Sorry if this is a little convoluted, this is how I was taught to think about it back when I took Orgo.

 

[aldol16]

This is a cyclization of an ester. It's acid-catalyzed if there's an acid around that can bond in a Lewis acid fashion to the carbonyl to increase its electrophilicity. Basically (no pun intended) what happens is the alcohol attacks the carbonyl on the carboxylic acid and you form a tetrahedral intermediate. This tetrahedral intermediate has an oxyanion, which can be stabilized by putting a positive charge somewhere close to it in the active site. The oxyanion then collapses and kicks out -OH, which gains a proton somewhere in the process to form water. This forms the six-membered ring. Six-membered rings are quite stable and so that's why it exists in equilibrium with the extended form. You can think of this as an esterification but the generalized mechanism can be thought of as an addition-elimination - you will see many addition-eliminations in natural chemistry.

 

[deleted647690]

The important thing here is that you form a six-membered ring. You pretty much never have an oxygen attack another oxygen to form a ring.

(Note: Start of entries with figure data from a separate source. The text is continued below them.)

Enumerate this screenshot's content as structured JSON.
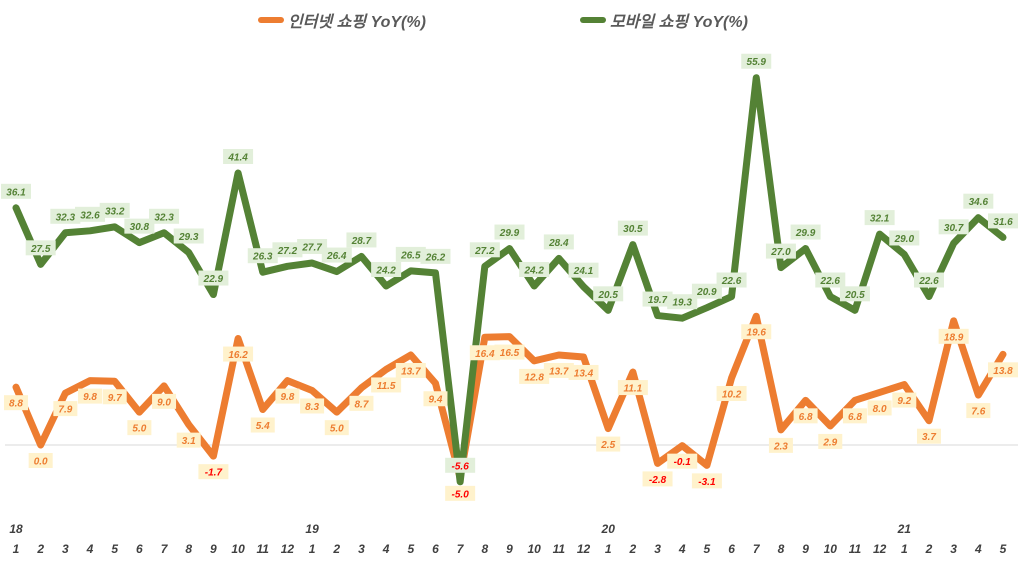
{
  "chart_data": {
    "type": "line",
    "title": "",
    "xlabel": "",
    "ylabel": "",
    "legend_position": "top",
    "grid": false,
    "zero_line": true,
    "year_labels": [
      {
        "label": "18",
        "index": 0
      },
      {
        "label": "19",
        "index": 12
      },
      {
        "label": "20",
        "index": 24
      },
      {
        "label": "21",
        "index": 36
      }
    ],
    "categories": [
      "1",
      "2",
      "3",
      "4",
      "5",
      "6",
      "7",
      "8",
      "9",
      "10",
      "11",
      "12",
      "1",
      "2",
      "3",
      "4",
      "5",
      "6",
      "7",
      "8",
      "9",
      "10",
      "11",
      "12",
      "1",
      "2",
      "3",
      "4",
      "5",
      "6",
      "7",
      "8",
      "9",
      "10",
      "11",
      "12",
      "1",
      "2",
      "3",
      "4",
      "5"
    ],
    "series": [
      {
        "name": "인터넷 쇼핑 YoY(%)",
        "color": "#ed7d31",
        "label_bg": "#fff2cc",
        "values": [
          8.8,
          0.0,
          7.9,
          9.8,
          9.7,
          5.0,
          9.0,
          3.1,
          -1.7,
          16.2,
          5.4,
          9.8,
          8.3,
          5.0,
          8.7,
          11.5,
          13.7,
          9.4,
          -5.0,
          16.4,
          16.5,
          12.8,
          13.7,
          13.4,
          2.5,
          11.1,
          -2.8,
          -0.1,
          -3.1,
          10.2,
          19.6,
          2.3,
          6.8,
          2.9,
          6.8,
          8.0,
          9.2,
          3.7,
          18.9,
          7.6,
          13.8
        ]
      },
      {
        "name": "모바일 쇼핑 YoY(%)",
        "color": "#548235",
        "label_bg": "#e2efda",
        "values": [
          36.1,
          27.5,
          32.3,
          32.6,
          33.2,
          30.8,
          32.3,
          29.3,
          22.9,
          41.4,
          26.3,
          27.2,
          27.7,
          26.4,
          28.7,
          24.2,
          26.5,
          26.2,
          -5.6,
          27.2,
          29.9,
          24.2,
          28.4,
          24.1,
          20.5,
          30.5,
          19.7,
          19.3,
          20.9,
          22.6,
          55.9,
          27.0,
          29.9,
          22.6,
          20.5,
          32.1,
          29.0,
          22.6,
          30.7,
          34.6,
          31.6
        ]
      }
    ],
    "negative_label_color": "#ff0000"
  }
}
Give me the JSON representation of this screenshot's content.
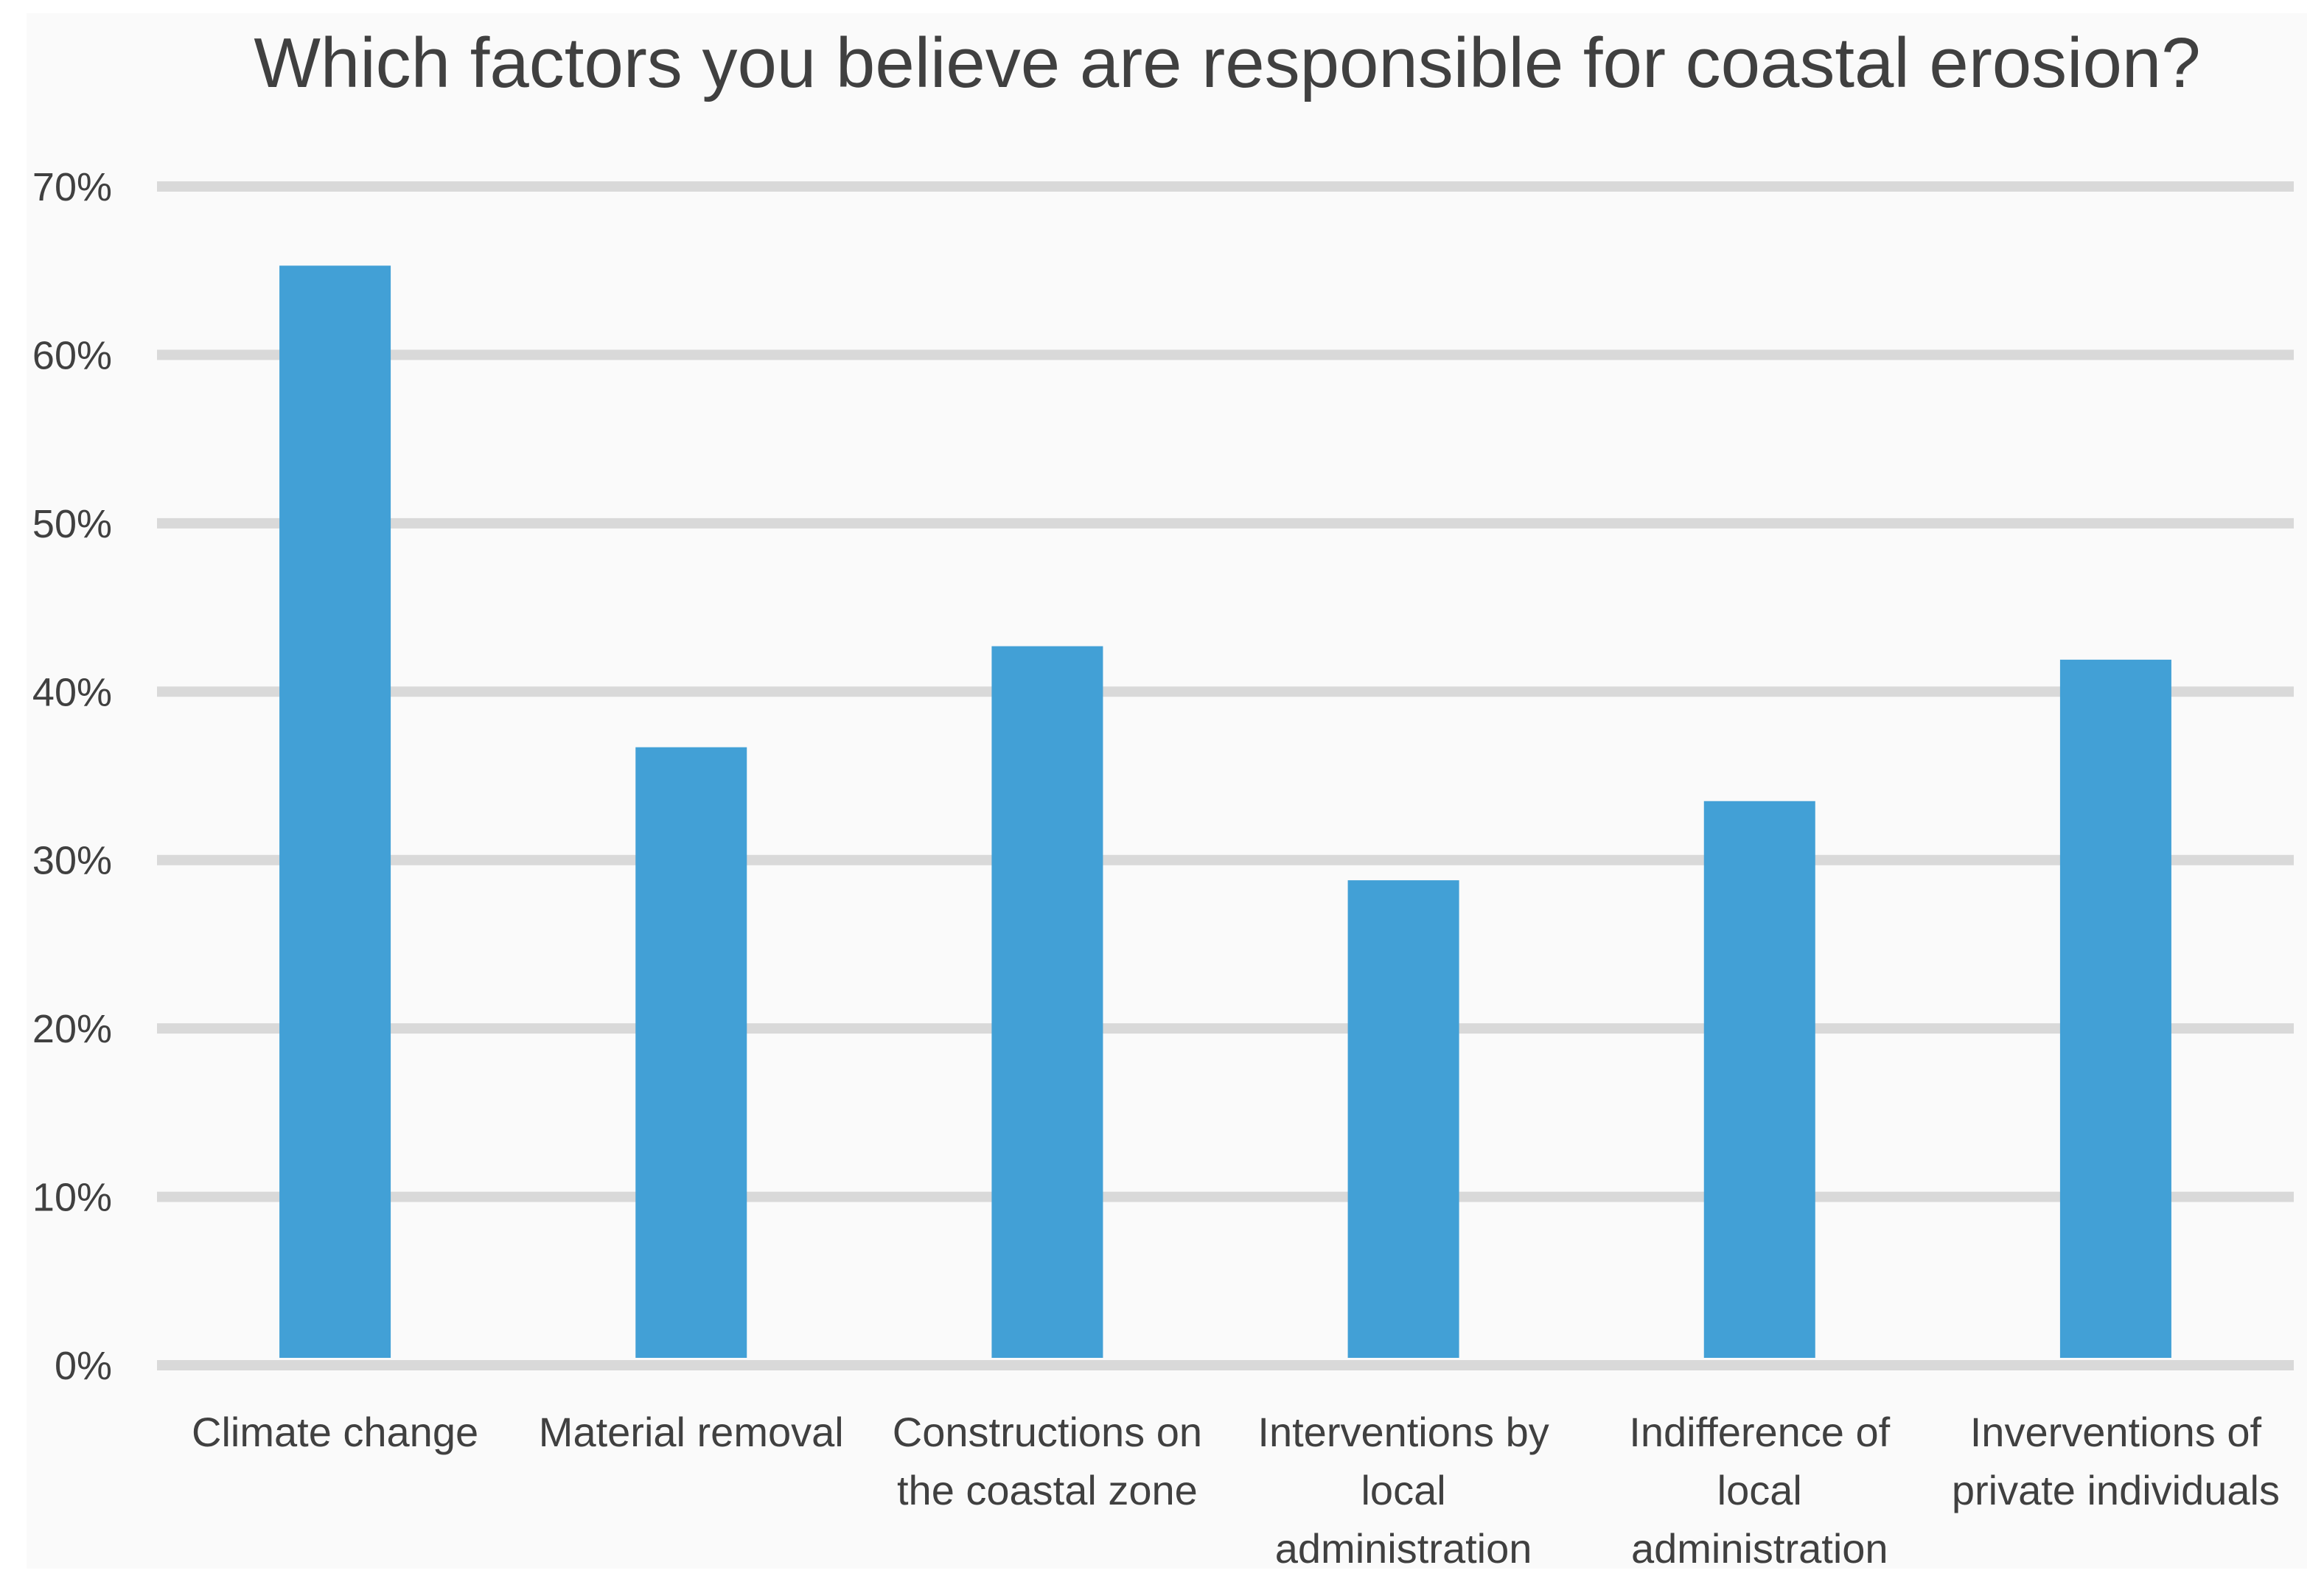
{
  "chart_data": {
    "type": "bar",
    "title": "Which factors you believe are responsible for coastal erosion?",
    "categories": [
      "Climate change",
      "Material removal",
      "Constructions on the coastal zone",
      "Interventions by local administration",
      "Indifference of local administration",
      "Inverventions of private individuals"
    ],
    "category_lines": [
      [
        "Climate change"
      ],
      [
        "Material removal"
      ],
      [
        "Constructions on",
        "the coastal zone"
      ],
      [
        "Interventions by",
        "local",
        "administration"
      ],
      [
        "Indifference of",
        "local",
        "administration"
      ],
      [
        "Inverventions of",
        "private individuals"
      ]
    ],
    "values": [
      65.3,
      36.7,
      42.7,
      28.8,
      33.5,
      41.9
    ],
    "ylim": [
      0,
      70
    ],
    "yticks": [
      0,
      10,
      20,
      30,
      40,
      50,
      60,
      70
    ],
    "ytick_labels": [
      "0%",
      "10%",
      "20%",
      "30%",
      "40%",
      "50%",
      "60%",
      "70%"
    ],
    "xlabel": "",
    "ylabel": "",
    "grid": true,
    "legend": "none",
    "colors": {
      "bar": "#42a0d6",
      "grid": "#d9d9d9",
      "text": "#404040",
      "background": "#fafafa"
    }
  }
}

What I think happens here is that 1) the O- gets protonated; it's in aqueous solution so there's protons floating around 2) the -OH at the end of the ring attacks the carbonyl (forming the six-membered ring), and that carbonyl oxygen gets protonated at some point as well 3) Now you have the same molecule as choice A), except instead of a carbonyl oxygen you have two single-bonded -OH 4) Finally one of the -OH groups gets protonated and the other -OH group kicks down, forming a double bond and kicking off water.

Sorry if this is a little convoluted, this is how I was taught to think about it back when I took Orgo.

This is a cyclization of an ester. It's acid-catalyzed if there's an acid around that can bond in a Lewis acid fashion to the carbonyl to increase its electrophilicity. Basically (no pun intended) what happens is the alcohol attacks the carbonyl on the carboxylic acid and you form a tetrahedral intermediate. This tetrahedral intermediate has an oxyanion, which can be stabilized by putting a positive charge somewhere close to it in the active site. The oxyanion then collapses and kicks out -OH, which gains a proton somewhere in the process to form water. This forms the six-membered ring. Six-membered rings are quite stable and so that's why it exists in equilibrium with the extended form. You can think of this as an esterification but the generalized mechanism can be thought of as an addition-elimination - you will see many addition-eliminations in natural chemistry.

Ah, I drew it out and that makes sense, thanks!